O sorriso continuou no rosto do mago.
- Nem deveria. Nós também não louvamos Tenebra,
Aetis. Alguns de nós até que aceitaram a fé dela, mas o que enxergamos em
Tenebra é uma protetora, não uma deusa. Temos um pacto com ela; sua proteção
por nossas ações. Já fizemos muito pela Mãe Negra. Já sujamos de tanto sangue
nossas mãos que o que corre em nossas veias hoje deve ser tão negro quanto
nossos olhos. Mas ao menos nós vivemos e não choramos dia após dia.
Aetis começou a pensar naquilo, mas sacou as espadas
e chamou os outros para cercá-lo. Era o momento do plano. Khessarel já havia
discutido a situação com eles. Seria uma entrada rápida para confundir os
minotauros. Sob a magia do mago, os antigos Espadas de Glórienn começaram a
marchar. Correram pelo campo rumo aos inimigos. Estavam agora sob o céu
noturno, sem árvores para ocultá-los. Somente a magia impedia que mais de
trinta minotauros saltassem sobre eles com machados e espadas.
A maioria dos inimigos estava sob as tendas brancas.
Cerca de dez deles vigiavam do lado de fora, alguns conversando em volta das
fogueiras, outros fazendo um círculo em volta do acampamento, ao lado de
grandes tochas. Esses últimos ficavam eretos com lanças firmes nas mãos
peludas. Avaliavam o ambiente despreocupados, mas cientes de seu dever. Aetis
levou seus elfos até a dupla mais afastada do rio.

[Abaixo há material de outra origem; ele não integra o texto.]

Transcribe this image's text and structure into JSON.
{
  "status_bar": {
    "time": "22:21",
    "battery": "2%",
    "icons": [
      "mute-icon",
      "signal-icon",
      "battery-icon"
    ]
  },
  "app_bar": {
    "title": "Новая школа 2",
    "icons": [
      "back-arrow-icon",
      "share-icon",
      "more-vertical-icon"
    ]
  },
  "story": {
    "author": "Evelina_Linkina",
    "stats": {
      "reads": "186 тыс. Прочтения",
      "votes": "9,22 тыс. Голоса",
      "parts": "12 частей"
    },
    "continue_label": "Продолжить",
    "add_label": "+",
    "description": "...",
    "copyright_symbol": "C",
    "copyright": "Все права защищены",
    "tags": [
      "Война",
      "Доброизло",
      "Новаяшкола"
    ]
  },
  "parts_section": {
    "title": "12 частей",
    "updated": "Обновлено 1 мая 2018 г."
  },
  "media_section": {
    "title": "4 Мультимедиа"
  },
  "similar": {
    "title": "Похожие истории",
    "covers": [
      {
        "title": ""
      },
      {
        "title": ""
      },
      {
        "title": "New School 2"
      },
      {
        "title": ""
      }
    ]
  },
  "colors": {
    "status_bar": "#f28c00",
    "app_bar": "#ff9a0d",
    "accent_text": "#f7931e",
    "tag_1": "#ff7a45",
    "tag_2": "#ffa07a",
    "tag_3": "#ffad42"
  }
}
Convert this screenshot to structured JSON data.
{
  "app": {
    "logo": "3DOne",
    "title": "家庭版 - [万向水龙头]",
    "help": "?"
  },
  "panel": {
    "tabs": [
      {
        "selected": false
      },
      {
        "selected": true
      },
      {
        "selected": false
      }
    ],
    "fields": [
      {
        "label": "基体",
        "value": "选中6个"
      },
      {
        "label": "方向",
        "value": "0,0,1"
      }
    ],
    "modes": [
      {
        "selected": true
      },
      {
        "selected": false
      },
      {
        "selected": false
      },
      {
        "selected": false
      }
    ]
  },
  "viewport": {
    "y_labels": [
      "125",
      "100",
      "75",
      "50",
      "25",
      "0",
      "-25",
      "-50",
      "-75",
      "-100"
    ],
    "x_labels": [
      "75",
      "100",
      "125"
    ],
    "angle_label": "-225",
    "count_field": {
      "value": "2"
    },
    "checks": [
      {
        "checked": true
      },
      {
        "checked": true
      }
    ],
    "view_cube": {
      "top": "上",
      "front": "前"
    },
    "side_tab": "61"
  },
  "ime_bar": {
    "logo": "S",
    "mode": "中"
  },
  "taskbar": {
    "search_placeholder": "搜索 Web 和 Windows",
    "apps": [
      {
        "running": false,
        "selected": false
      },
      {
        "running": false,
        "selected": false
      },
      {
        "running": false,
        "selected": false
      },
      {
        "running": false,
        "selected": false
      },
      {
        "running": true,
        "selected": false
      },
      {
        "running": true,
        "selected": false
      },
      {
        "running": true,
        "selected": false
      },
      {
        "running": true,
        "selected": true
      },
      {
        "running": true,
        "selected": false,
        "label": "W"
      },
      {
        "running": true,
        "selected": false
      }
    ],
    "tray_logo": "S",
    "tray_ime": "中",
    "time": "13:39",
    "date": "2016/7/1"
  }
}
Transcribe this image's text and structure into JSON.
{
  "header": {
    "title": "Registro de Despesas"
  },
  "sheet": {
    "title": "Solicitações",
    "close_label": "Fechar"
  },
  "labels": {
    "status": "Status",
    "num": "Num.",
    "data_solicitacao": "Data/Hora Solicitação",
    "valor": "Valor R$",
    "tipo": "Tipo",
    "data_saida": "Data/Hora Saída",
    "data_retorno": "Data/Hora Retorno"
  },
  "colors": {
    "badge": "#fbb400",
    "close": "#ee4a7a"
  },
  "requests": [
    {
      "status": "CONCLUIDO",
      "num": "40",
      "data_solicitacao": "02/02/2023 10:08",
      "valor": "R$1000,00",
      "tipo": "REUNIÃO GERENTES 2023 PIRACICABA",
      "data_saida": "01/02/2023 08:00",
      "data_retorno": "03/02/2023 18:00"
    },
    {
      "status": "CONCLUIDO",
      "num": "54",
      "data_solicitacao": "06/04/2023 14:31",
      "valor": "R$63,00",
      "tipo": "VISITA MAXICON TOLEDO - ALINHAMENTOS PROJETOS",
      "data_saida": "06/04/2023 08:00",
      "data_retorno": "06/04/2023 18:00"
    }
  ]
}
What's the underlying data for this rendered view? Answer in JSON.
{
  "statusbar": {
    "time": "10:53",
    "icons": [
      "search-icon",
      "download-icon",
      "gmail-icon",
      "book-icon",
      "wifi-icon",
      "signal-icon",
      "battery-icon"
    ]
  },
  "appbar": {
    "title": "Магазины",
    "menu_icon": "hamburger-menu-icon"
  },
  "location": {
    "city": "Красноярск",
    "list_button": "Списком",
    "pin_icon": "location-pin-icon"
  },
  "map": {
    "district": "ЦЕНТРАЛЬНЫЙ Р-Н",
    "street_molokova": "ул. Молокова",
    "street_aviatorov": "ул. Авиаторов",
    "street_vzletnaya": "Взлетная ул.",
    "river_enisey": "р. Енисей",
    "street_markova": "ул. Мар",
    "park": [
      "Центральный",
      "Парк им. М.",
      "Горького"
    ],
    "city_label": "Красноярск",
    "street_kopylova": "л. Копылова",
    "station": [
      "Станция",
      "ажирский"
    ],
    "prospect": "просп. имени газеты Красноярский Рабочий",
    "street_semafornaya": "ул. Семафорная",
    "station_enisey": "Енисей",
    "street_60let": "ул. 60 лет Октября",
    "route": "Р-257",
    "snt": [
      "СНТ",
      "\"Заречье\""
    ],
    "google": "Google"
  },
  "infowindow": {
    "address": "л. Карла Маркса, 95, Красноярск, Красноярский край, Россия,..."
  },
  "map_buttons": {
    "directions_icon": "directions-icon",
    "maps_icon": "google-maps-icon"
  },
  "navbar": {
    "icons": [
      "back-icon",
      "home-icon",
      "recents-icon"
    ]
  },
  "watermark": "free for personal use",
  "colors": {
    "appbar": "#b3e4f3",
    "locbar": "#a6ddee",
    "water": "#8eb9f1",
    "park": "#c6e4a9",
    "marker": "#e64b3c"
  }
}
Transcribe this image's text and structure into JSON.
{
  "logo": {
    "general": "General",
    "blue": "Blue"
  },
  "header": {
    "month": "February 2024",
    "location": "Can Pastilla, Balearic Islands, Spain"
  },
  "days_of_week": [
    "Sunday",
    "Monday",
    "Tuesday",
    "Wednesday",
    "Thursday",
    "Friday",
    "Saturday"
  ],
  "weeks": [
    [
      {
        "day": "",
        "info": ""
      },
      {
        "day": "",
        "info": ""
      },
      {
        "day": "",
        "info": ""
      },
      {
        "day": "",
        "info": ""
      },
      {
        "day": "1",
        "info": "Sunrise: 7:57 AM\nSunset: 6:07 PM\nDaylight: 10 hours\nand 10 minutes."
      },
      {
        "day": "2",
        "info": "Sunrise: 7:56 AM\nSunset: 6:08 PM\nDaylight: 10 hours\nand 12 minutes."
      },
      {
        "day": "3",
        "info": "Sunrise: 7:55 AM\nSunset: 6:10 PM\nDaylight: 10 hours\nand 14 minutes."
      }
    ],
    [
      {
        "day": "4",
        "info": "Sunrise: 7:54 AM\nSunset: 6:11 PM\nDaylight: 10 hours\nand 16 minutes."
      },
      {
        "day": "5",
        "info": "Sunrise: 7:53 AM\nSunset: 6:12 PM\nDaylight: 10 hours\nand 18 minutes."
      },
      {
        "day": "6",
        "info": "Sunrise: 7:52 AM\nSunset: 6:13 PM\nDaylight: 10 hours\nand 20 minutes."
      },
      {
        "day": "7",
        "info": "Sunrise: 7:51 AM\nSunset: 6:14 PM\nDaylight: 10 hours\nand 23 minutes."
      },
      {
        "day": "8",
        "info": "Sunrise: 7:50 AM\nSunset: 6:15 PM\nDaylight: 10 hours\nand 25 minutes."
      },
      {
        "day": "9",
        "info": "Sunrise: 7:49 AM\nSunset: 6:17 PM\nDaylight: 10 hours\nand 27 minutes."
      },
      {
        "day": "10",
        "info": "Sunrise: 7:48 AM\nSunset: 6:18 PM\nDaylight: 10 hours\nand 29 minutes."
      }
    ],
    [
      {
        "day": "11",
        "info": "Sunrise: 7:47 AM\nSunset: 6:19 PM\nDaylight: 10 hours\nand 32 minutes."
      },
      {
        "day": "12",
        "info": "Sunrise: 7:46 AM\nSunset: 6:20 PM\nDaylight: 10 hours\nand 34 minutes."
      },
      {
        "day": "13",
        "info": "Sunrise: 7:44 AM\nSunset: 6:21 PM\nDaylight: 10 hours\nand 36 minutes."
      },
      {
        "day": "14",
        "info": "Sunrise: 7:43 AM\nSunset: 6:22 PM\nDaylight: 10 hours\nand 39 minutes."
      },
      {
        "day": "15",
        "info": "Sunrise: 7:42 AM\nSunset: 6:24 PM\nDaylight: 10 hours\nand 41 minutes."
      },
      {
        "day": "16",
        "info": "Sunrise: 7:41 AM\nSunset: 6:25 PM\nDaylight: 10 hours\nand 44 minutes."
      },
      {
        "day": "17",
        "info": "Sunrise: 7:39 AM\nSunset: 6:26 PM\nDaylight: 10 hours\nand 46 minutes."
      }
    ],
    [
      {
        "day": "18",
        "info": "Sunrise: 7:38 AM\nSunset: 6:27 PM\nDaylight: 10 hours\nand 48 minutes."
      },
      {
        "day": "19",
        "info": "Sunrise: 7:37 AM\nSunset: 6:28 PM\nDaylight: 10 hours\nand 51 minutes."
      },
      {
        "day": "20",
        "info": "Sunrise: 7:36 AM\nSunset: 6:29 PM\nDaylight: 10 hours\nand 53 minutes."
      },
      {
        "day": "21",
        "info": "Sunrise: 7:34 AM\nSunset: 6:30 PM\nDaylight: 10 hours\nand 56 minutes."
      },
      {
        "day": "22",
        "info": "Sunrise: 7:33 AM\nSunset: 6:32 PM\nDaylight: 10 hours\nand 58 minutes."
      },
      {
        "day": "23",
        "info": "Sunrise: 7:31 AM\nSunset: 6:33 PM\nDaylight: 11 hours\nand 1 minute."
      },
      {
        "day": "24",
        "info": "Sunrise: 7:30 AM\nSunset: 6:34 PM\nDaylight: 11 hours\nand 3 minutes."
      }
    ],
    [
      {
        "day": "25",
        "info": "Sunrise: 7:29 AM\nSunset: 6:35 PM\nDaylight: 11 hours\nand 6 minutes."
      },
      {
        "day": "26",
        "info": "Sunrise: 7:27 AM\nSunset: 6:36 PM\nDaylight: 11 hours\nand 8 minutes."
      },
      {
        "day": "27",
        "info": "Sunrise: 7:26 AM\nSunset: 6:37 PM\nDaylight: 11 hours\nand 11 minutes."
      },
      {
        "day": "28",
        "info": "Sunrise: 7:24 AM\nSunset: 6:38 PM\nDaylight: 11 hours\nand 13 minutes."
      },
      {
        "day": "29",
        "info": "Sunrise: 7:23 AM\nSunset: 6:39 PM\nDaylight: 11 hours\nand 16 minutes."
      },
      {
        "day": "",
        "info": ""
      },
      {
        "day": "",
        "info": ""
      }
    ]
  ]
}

Todos estavam nervosos, não só pelo poderio do
inimigo, mas pela ação que tomavam. Espadas de Glórienn não eram assassinos.
Treinavam para combater o inimigo frente a frente, vencer com honra e glória,
sem subterfúgios. Quando Nelup se aproximou o suficiente do primeiro minotauro,
Aetis deu o sinal. O jovem elfo adiantou-se com a espada. A magia de
ocultamento se quebrou com a agressividade do ataque e então um minotauro
surpreso enxergou a morte como um vulto e só pode ter certeza do que enfrentava
quando a lâmina já despedaçava seus intestinos. Estava para gritar quando outro
elfo atravessou sua garganta com uma flecha.
A outra sentinela também não teve tempo de dar o
sinal de alerta. As flechas fincaram-se no pescoço largo, abaixo dos chifres
grandes, em um dos olhos. Aetis encerrou a vida da criatura com a espada
enfiada no coração. Precisou de toda sua força para impedir que o corpo do
minotauro caísse em um baque só. Mesmo assim, alguém deve ter ouvido algum
barulho. Logo três outros haviam saído de uma das tendas com machados nas mãos.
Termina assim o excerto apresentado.